Natural gas and petroleum product consumption is rising in Asia faster than supply is growing, potentially shifting global trade patterns and infrastructure investments. The economies in countries outside the Organization for Economic Cooperation and Development (OECD) account for nearly all of EIA’s projected growth in petroleum product consumption between 2018 and 2050 in IEO2019, as growing populations and economic growth result in increased consumption of energy. Non-OECD Asia accounts for about three-quarters of EIA’s projected global increase in liquid fuels consumption through 2050.

India, in particular, is projected to experience rapid industrial growth and increased demand for motorized transportation.

In contrast to energy consumption growth in Asia, EIA projects in the IEO2019 that crude oil production will be concentrated in the Americas, Russia, and the Middle East. Trade and infrastructure will have to shift to accommodate the projected production and consumption changes. Given these overall economic patterns, natural gas trade and infrastructure face similar shifts.

End-use consumption is increasingly shifting toward electricity. Electricity generation increases 79% between 2018 and 2050 in EIA’s IEO2019 projection as a result of increased electricity consumption in all end-use sectors.

Electricity will remain the main source of energy consumed in buildings. In the residential and commercial sectors, EIA projects that electricity use will increase as populations rise, commercial services expand, and standards of living increase in non-OECD economies, which, in turn, will increase the demand for appliances and personal equipment.

Although the IEO2019 projects that petroleum and other liquid fuels will remain the predominant transportation fuel, electricity use will increase in the transportation sector as more plug-in electric vehicles enter the fleet and as electricity use for rail expands.

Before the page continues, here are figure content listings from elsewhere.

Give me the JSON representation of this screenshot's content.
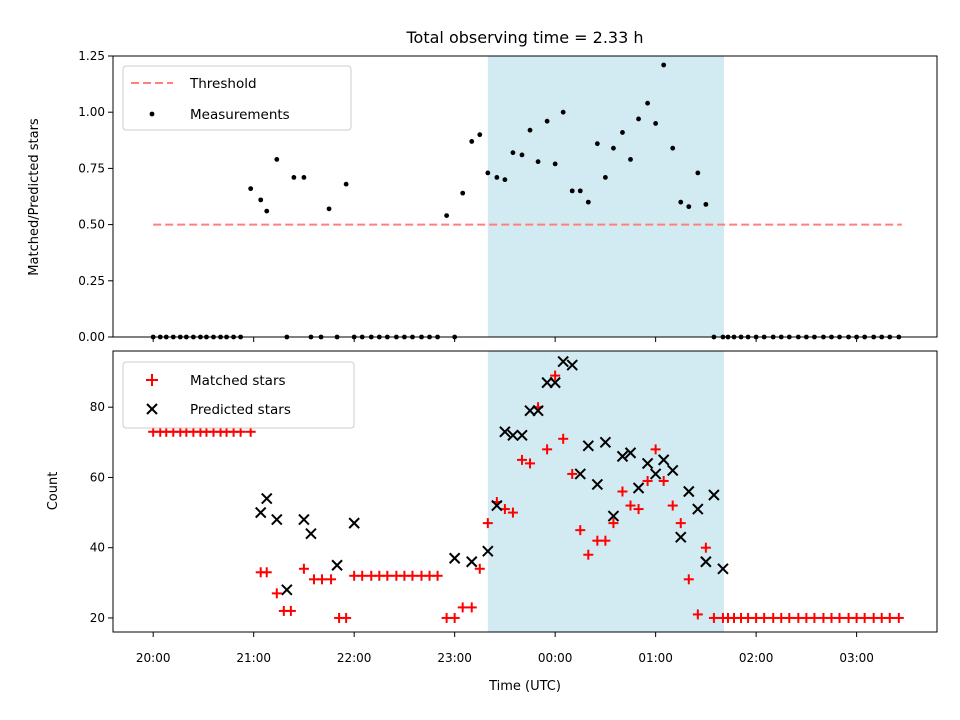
{
  "chart_data": [
    {
      "type": "scatter",
      "title": "Total observing time = 2.33 h",
      "xlabel": "",
      "ylabel": "Matched/Predicted stars",
      "ylim": [
        0,
        1.25
      ],
      "yticks": [
        "0.00",
        "0.25",
        "0.50",
        "0.75",
        "1.00",
        "1.25"
      ],
      "ytick_values": [
        0,
        0.25,
        0.5,
        0.75,
        1.0,
        1.25
      ],
      "xticks": [
        "20:00",
        "21:00",
        "22:00",
        "23:00",
        "00:00",
        "01:00",
        "02:00",
        "03:00"
      ],
      "xlim_hours": [
        19.6,
        27.8
      ],
      "shaded_span_hours": [
        23.33,
        25.68
      ],
      "shade_color": "#add8e6",
      "threshold": {
        "name": "Threshold",
        "value": 0.5,
        "x_range_hours": [
          20.0,
          27.45
        ],
        "color": "#ff7f7f"
      },
      "legend": {
        "placement": "upper-left",
        "entries": [
          "Threshold",
          "Measurements"
        ]
      },
      "series": [
        {
          "name": "Measurements",
          "color": "#000000",
          "x_hours": [
            20.0,
            20.07,
            20.13,
            20.2,
            20.27,
            20.33,
            20.4,
            20.47,
            20.53,
            20.6,
            20.67,
            20.73,
            20.8,
            20.87,
            20.97,
            21.07,
            21.13,
            21.23,
            21.33,
            21.4,
            21.5,
            21.57,
            21.67,
            21.75,
            21.83,
            21.92,
            22.0,
            22.08,
            22.17,
            22.25,
            22.33,
            22.42,
            22.5,
            22.58,
            22.67,
            22.75,
            22.83,
            22.92,
            23.0,
            23.08,
            23.17,
            23.25,
            23.33,
            23.42,
            23.5,
            23.58,
            23.67,
            23.75,
            23.83,
            23.92,
            24.0,
            24.08,
            24.17,
            24.25,
            24.33,
            24.42,
            24.5,
            24.58,
            24.67,
            24.75,
            24.83,
            24.92,
            25.0,
            25.08,
            25.17,
            25.25,
            25.33,
            25.42,
            25.5,
            25.58,
            25.67,
            25.72,
            25.78,
            25.85,
            25.92,
            26.0,
            26.08,
            26.17,
            26.25,
            26.33,
            26.42,
            26.5,
            26.58,
            26.67,
            26.75,
            26.83,
            26.92,
            27.0,
            27.08,
            27.17,
            27.25,
            27.33,
            27.42
          ],
          "values": [
            0,
            0,
            0,
            0,
            0,
            0,
            0,
            0,
            0,
            0,
            0,
            0,
            0,
            0,
            0.66,
            0.61,
            0.56,
            0.79,
            0,
            0.71,
            0.71,
            0,
            0,
            0.57,
            0,
            0.68,
            0,
            0,
            0,
            0,
            0,
            0,
            0,
            0,
            0,
            0,
            0,
            0.54,
            0,
            0.64,
            0.87,
            0.9,
            0.73,
            0.71,
            0.7,
            0.82,
            0.81,
            0.92,
            0.78,
            0.96,
            0.77,
            1.0,
            0.65,
            0.65,
            0.6,
            0.86,
            0.71,
            0.84,
            0.91,
            0.79,
            0.97,
            1.04,
            0.95,
            1.21,
            0.84,
            0.6,
            0.58,
            0.73,
            0.59,
            0,
            0,
            0,
            0,
            0,
            0,
            0,
            0,
            0,
            0,
            0,
            0,
            0,
            0,
            0,
            0,
            0,
            0,
            0,
            0,
            0,
            0,
            0,
            0
          ]
        }
      ]
    },
    {
      "type": "scatter",
      "title": "",
      "xlabel": "Time (UTC)",
      "ylabel": "Count",
      "ylim": [
        16,
        96
      ],
      "yticks": [
        "20",
        "40",
        "60",
        "80"
      ],
      "ytick_values": [
        20,
        40,
        60,
        80
      ],
      "xticks": [
        "20:00",
        "21:00",
        "22:00",
        "23:00",
        "00:00",
        "01:00",
        "02:00",
        "03:00"
      ],
      "xlim_hours": [
        19.6,
        27.8
      ],
      "shaded_span_hours": [
        23.33,
        25.68
      ],
      "shade_color": "#add8e6",
      "legend": {
        "placement": "upper-left",
        "entries": [
          "Matched stars",
          "Predicted stars"
        ]
      },
      "series": [
        {
          "name": "Matched stars",
          "marker": "plus",
          "color": "#ff0000",
          "x_hours": [
            20.0,
            20.07,
            20.13,
            20.2,
            20.27,
            20.33,
            20.4,
            20.47,
            20.53,
            20.6,
            20.67,
            20.73,
            20.8,
            20.87,
            20.97,
            21.07,
            21.13,
            21.23,
            21.3,
            21.37,
            21.5,
            21.6,
            21.68,
            21.77,
            21.85,
            21.92,
            22.0,
            22.08,
            22.17,
            22.25,
            22.33,
            22.42,
            22.5,
            22.58,
            22.67,
            22.75,
            22.83,
            22.92,
            23.0,
            23.08,
            23.17,
            23.25,
            23.33,
            23.42,
            23.5,
            23.58,
            23.67,
            23.75,
            23.83,
            23.92,
            24.0,
            24.08,
            24.17,
            24.25,
            24.33,
            24.42,
            24.5,
            24.58,
            24.67,
            24.75,
            24.83,
            24.92,
            25.0,
            25.08,
            25.17,
            25.25,
            25.33,
            25.42,
            25.5,
            25.58,
            25.67,
            25.72,
            25.78,
            25.85,
            25.92,
            26.0,
            26.08,
            26.17,
            26.25,
            26.33,
            26.42,
            26.5,
            26.58,
            26.67,
            26.75,
            26.83,
            26.92,
            27.0,
            27.08,
            27.17,
            27.25,
            27.33,
            27.42
          ],
          "values": [
            73,
            73,
            73,
            73,
            73,
            73,
            73,
            73,
            73,
            73,
            73,
            73,
            73,
            73,
            73,
            33,
            33,
            27,
            22,
            22,
            34,
            31,
            31,
            31,
            20,
            20,
            32,
            32,
            32,
            32,
            32,
            32,
            32,
            32,
            32,
            32,
            32,
            20,
            20,
            23,
            23,
            34,
            47,
            53,
            51,
            50,
            65,
            64,
            80,
            68,
            89,
            71,
            61,
            45,
            38,
            42,
            42,
            47,
            56,
            52,
            51,
            59,
            68,
            59,
            52,
            47,
            31,
            21,
            40,
            20,
            20,
            20,
            20,
            20,
            20,
            20,
            20,
            20,
            20,
            20,
            20,
            20,
            20,
            20,
            20,
            20,
            20,
            20,
            20,
            20,
            20,
            20,
            20
          ]
        },
        {
          "name": "Predicted stars",
          "marker": "x",
          "color": "#000000",
          "x_hours": [
            21.07,
            21.13,
            21.23,
            21.33,
            21.5,
            21.57,
            21.83,
            22.0,
            23.0,
            23.17,
            23.33,
            23.42,
            23.5,
            23.58,
            23.67,
            23.75,
            23.83,
            23.92,
            24.0,
            24.08,
            24.17,
            24.25,
            24.33,
            24.42,
            24.5,
            24.58,
            24.67,
            24.75,
            24.83,
            24.92,
            25.0,
            25.08,
            25.17,
            25.25,
            25.33,
            25.42,
            25.5,
            25.58,
            25.67
          ],
          "values": [
            50,
            54,
            48,
            28,
            48,
            44,
            35,
            47,
            37,
            36,
            39,
            52,
            73,
            72,
            72,
            79,
            79,
            87,
            87,
            93,
            92,
            61,
            69,
            58,
            70,
            49,
            66,
            67,
            57,
            64,
            61,
            65,
            62,
            43,
            56,
            51,
            36,
            55,
            34
          ]
        }
      ]
    }
  ]
}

In the industrial sector, EIA projects that emerging economies with developing industrial sectors have a greater ability to increase electrification as they implement newer technologies.

Falling generation costs, energy consumption growth, and policy work together to shift the electricity generation mix. More developed OECD and developing non-OECD economies have vastly different growth profiles for electricity consumption. On average, EIA projects in IEO2019 that OECD consumption of electricity will grow 1.0% annually between 2018 and 2050, while non-OECD consumption grows 2.3% annually. Although renewables are cost-competitive compared with new fossil-fired electric generation, displacement of existing non-renewable generation requires policy incentives.

In OECD countries, policy initiatives tend to have a stronger effect on electric generation investment, and renewables meet most of the growth in electricity consumption as well as displace some existing generation. A mix of renewables and non-renewable generating technologies meets non-OECD electricity consumption growth, and this mix is generally influenced by regional resource and economic considerations.



This may be more than enough to curtain and/or reduce world population faster than expected?